How many Anglicans will take the dip in the Tiber?

  • November 6, 2009
The shock-waves set in motion by Pope Benedict’s invitation to Anglicans to convert en masse, bringing their legacy of spiritual thought and worship with them, continues to ricochet throughout the world.

Some Anglican prelates, most notably in the large churches of Africa, have dismissed the call out of hand. At least one sizable group of dissident Anglicans — the Australia-based Traditional Anglican Communion, which claims some 400,000 adherents worldwide — has announced its eagerness to “swim the Tiber,” as Anglicans say, as soon as possible. But at the time of this writing, no observer or Anglican leader is in a position to make any move, since the Vatican has yet to announce the terms and time frame of its surprising offer.

Only this much is really clear at the present time: Married Anglican male clergy who convert will be eligible for ordination and ministry as Catholic priests in the new ecclesiastical structures, which will take the form of non-territorial dioceses. It is not clear, however, whether these married priests will be allowed to serve outside that structure, in “ordinary” Catholic parishes, or whether Catholic laypeople who did not come over from Anglicanism will be welcomed in the new Anglican rite parishes. (I think it likely that both things will eventually happen: the first, because of the shortage of priests in Latin rite parishes; the second, because of the fluidity of parish affiliation that already exists in Catholicism.)

Also in need of clarification is exactly what the Vatican means when it offers to create this new space within the Catholic Church for “distinctive Anglican spiritual and liturgical patrimony.” This “patrimony” is, after all, one reason individual converts from Anglicanism before the present moment — I count myself among them — have decided to switch to Rome.

Take liturgy, for example. Though rightly renowned for its stately and exalted language, the Book of Common Prayer, in both its 16th-century versions and its numerous modern updates and revisions, is deeply tinted by the anti-Catholicism of its Reformation origins. The theology of the book is vague and contradictory, which is what we might expect from a text shaped by political and intellectual compromise and meant to accommodate everyone on the traditional Anglican spectrum, from Bible-thumping evangelical to smells-and-bells Anglo-Catholic. We can hope the Anglicans bring with them a higher standard of English in the liturgy, but they will surely have to leave much of the Book of Common Prayer behind.

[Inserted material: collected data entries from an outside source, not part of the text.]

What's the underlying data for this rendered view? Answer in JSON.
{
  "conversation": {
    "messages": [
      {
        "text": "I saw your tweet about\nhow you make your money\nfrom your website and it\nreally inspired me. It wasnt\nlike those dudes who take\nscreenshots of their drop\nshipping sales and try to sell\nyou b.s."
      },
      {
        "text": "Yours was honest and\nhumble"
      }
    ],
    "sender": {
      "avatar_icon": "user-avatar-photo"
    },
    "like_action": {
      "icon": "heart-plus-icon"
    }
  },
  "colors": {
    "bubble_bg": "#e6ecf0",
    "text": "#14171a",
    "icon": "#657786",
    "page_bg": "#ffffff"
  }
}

And what are we to make of the ceremonial “patrimony” with which this liturgy is celebrated? As everyone knows, nobody can do a “Solemn High Mass” more gloriously than the high-church Anglicans who, by every estimate, will make up the majority of group converts to Rome. Clouds of incense, shimmering vestments, imposing processions, brilliant music: It can all be thrilling, like liturgical celebrations in the Eastern rite churches already in communion with Rome.

Latin rite Catholics should welcome this elaborate mode of worshipping God, while not letting it go to our heads. Latin rite vernacular worship since the Second Vatican Council, done well and seriously, is theologically and liturgically sound, and its ritual simplicity and clarity of presentation should be treasured. But it will be interesting to see what effects, if any, modern Catholic understandings of the liturgical life of the church have on the ritual practices of the new Anglican rite communities — or, as may be the case, vice-versa.

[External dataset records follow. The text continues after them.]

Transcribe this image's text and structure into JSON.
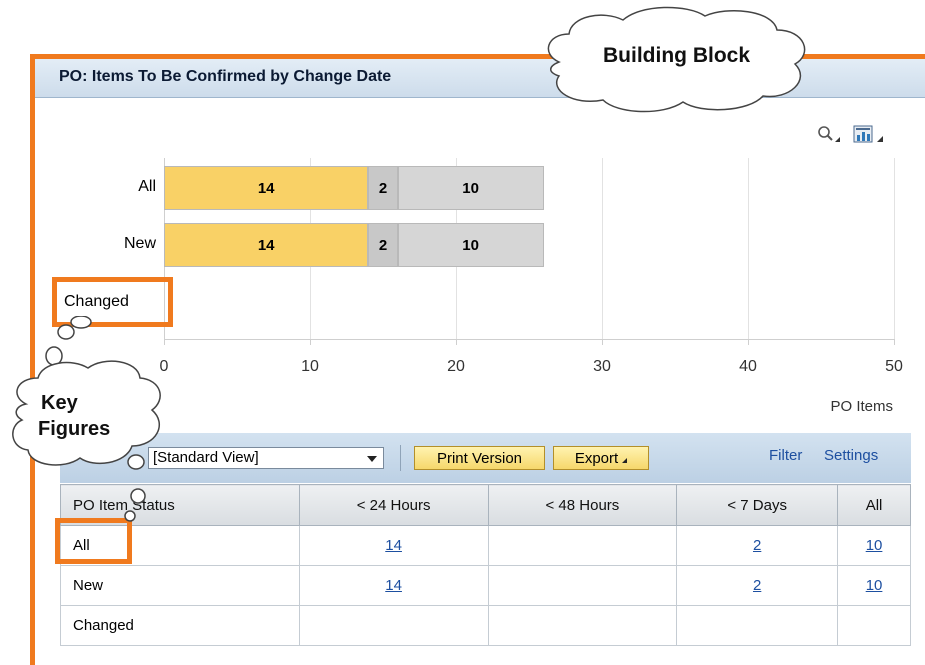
{
  "panel": {
    "title": "PO: Items To Be Confirmed by Change Date"
  },
  "callouts": {
    "building_block": "Building Block",
    "key_figures_line1": "Key",
    "key_figures_line2": "Figures"
  },
  "toolbar_icons": [
    "zoom-icon",
    "chart-type-icon"
  ],
  "chart_data": {
    "type": "bar",
    "orientation": "horizontal",
    "stacked": true,
    "categories": [
      "All",
      "New",
      "Changed"
    ],
    "series": [
      {
        "values": [
          14,
          14,
          0
        ],
        "color": "#f9d166"
      },
      {
        "values": [
          2,
          2,
          0
        ],
        "color": "#c8c8c8"
      },
      {
        "values": [
          10,
          10,
          0
        ],
        "color": "#d6d6d6"
      }
    ],
    "x_ticks": [
      "0",
      "10",
      "20",
      "30",
      "40",
      "50"
    ],
    "xlim": [
      0,
      50
    ],
    "xlabel": "PO Items",
    "grid": true
  },
  "toolbar": {
    "view_select": "[Standard View]",
    "print_label": "Print Version",
    "export_label": "Export",
    "filter_label": "Filter",
    "settings_label": "Settings"
  },
  "table": {
    "columns": [
      "PO Item Status",
      "< 24 Hours",
      "< 48 Hours",
      "< 7 Days",
      "All"
    ],
    "rows": [
      [
        "All",
        "14",
        "",
        "2",
        "10"
      ],
      [
        "New",
        "14",
        "",
        "2",
        "10"
      ],
      [
        "Changed",
        "",
        "",
        "",
        ""
      ]
    ]
  },
  "colors": {
    "highlight": "#f07a1e",
    "header": "#cddceb",
    "bar_yellow": "#f9d166",
    "bar_gray": "#d6d6d6"
  }
}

More problematic than either liturgy or ceremonial, however, is the spiritual legacy the Anglicans will bring over. The most famous aspect of the Anglican tradition is a reluctance to make sharp definitions in matters of faith and morals — something that stands in sharp contrast, of course, to Rome’s vigourous readiness to declare its views on both. I suspect this vivid difference in style is one reason that many Anglicans have already turned down the invitation without waiting to assess its full implications.

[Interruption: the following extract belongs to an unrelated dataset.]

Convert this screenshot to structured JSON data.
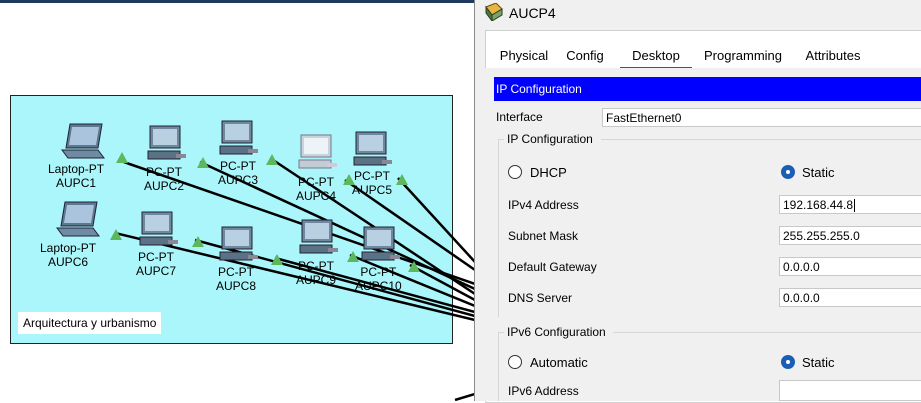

On the other hand, it seems to be exactly Rome’s unbending positions on women priests and the blessing of same-sex unions (and other topics) that are the principle attractions of Catholicism for disaffected Anglicans. In the end, Anglicans will perhaps be able to carry with them less than they think, and they will have to contend with much that is unfamiliar. How many of them will actually swim the Tiber, once the Vatican has made its terms of reception clear, remains to be seen.